It was a gloomy afternoon and I had sat on the window seat in a curiously melancholic frame of mind, but not in my own room, rather in the main room that connected with the street. I sat there quietly, disinclined to work or study. Over the rooftops and gable ends a strong wind blew, quickly driving grey clouds through the sky, and people too were in a hurry in the streets, for everyone wanted to be home. And yet I felt strangely ill at ease in mine.

The walls pressed in on me, the ceiling sank and the wind that was moving the embroidered pictures on the wall hangings and making the weapons of my forebears hung on columns clink slightly took my breath away more than the pear-shaped gag that a torturer uses to stop the mouths of felons in a torture chamber. Then a messenger came, a boy who looked in a hurry sent by my cousin, Cecilia Stollhoferin. He caught his breath with difficulty and delivered and spoke out a greeting from her in the name of God and told me that, outside the New Gate, in the hospice for the sick of Saint John, someone was waiting to speak to me. My cousin was at that time what was termed the mother to the lepers—Mater Leprosorum, the oldest of those do-gooding women of patrician descent who, as a result of the edifying sermons of Master Nicholas in the church of the Holy Ghost, had been the first to reach out to these poor sick people for the sake of God as I have already written in a previous sheet of this chronicle. This hasty summons surprised me somewhat, yet I responded to it immediately with a right good will and would, as any good person in Nuremberg would, have done the same at any hour of day or night, irrespective of whether the leper mother had summoned me from a wedding feast, a baptism or a morgue to her higher service.

While I was despondent like this, my cousin's summons seemed to me of all things the most bearable that could happen to me. The pressure weighing down on my soul lifted at the seriousness of this call for assistance. A grey sky and a bad mood no longer had power to oppress me. I sent the messenger back with a warm greeting to my cousin, put on a mantle as quickly as possible over my dappled tunic and went out on that dark autumn day.

The human turmoil, into which I was straightaway admitted outside in the street, released me completely from the attacks of my bad demons. From the bay window of the Grossen house Mechthild waved me a greeting with a friendly smile. I could well have marvelled at myself being now quite a different person from the one I had been only an hour before, but that I did not do, but berated myself as a fool and walked on and on, past the ruins of Leininger's citadel, to the New Gate.

On the way many a good friend greeted me and stopped me with a "Where are you off to then?" When I told them where I was going, they shrugged their shoulders and looked at the threatening clouds and one or another of them invited me to this pub or that pub for the night.
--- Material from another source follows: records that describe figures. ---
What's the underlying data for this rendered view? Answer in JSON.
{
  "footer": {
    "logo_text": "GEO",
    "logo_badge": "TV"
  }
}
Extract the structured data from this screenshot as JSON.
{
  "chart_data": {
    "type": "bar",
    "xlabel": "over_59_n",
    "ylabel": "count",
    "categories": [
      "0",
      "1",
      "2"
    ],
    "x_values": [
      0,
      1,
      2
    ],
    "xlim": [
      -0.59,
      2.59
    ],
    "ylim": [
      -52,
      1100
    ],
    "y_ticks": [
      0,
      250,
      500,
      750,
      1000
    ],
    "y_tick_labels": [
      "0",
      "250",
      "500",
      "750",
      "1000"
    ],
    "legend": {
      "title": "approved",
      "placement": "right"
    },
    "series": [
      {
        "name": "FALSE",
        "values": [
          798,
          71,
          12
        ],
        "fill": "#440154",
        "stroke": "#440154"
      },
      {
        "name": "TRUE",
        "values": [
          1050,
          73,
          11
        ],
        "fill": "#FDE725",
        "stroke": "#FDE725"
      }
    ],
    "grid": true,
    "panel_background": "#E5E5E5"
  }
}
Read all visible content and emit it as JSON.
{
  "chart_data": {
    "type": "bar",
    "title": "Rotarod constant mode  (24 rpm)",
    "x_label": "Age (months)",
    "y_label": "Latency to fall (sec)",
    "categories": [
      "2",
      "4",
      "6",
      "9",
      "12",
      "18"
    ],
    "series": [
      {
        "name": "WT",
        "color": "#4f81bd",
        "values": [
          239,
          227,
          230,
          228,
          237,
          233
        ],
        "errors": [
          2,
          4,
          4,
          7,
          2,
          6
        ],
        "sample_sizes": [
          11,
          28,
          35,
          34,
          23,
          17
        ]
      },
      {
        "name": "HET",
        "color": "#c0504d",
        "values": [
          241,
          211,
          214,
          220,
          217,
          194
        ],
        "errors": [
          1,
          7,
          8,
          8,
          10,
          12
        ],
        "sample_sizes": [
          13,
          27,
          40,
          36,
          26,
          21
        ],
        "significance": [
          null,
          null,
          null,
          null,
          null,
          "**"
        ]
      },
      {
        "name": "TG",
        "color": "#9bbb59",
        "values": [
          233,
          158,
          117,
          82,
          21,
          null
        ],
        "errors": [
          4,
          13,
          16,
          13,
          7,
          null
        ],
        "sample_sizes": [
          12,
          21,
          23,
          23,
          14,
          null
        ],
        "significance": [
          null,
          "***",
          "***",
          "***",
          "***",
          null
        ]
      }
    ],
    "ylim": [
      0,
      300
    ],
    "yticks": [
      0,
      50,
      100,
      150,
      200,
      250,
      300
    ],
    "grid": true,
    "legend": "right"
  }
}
As I knew that Master Theodoros would have no more need of me that day, I accepted an invitation and promised myself a lively evening for long after the night bell had sounded.

In this way I arrived before the gate and intended, despite all that my cousin might present me with, to hold on to my good mood come what may. But that day, which had failed to please me at home, pleased me even less outside in front of the city wall. The field there was bare and the trees stood stripped of leaves and the wind, which had already been having its own way in the streets, had no longer anything to cage it and tame it. It romped about and went from place to place as it willed and scared dry dust into violent swirls in the air and laughed disdainfully at the oncoming dusk. I pulled my cloak more tightly around me and walked on in a sprightly fashion to the Hospice of Saint John.

At that time there was only a sort of shed for the sick, erected in 1323 next to the church by the Lords of Tezeln, out in the open. The great Churchyard of the Holy Grave was not yet available. At present anyone can go there and reflect upon the first gravestone that shows Saint Sebastian bound to a tree trunk with an inscription dating back to 1427:

This day there was an awful and piteous moaning;
Thirteen died including me in the house I was alone in.

Truly the great churchyard was not set up in vain at the time that it was.

In the year 1423 the house of the sick stood next to the church, both on their own in the middle of a field, surrounded by scant undergrowth. The former of these two buildings was a low, long drawn out edifice, away from which a wanderer was glad to turn his face if he ever took the road that far into the country. The place was, even in glorious summer, not a welcoming sight. Even the year's fairest blossoms were impotent to ward off a shiver. But today the sky was grey and black clouds were moving in over the roof of the sick bay and black ravens flapped their wings around it as on a high place where there were gallows. No living soul could have pictured a worse ossuary.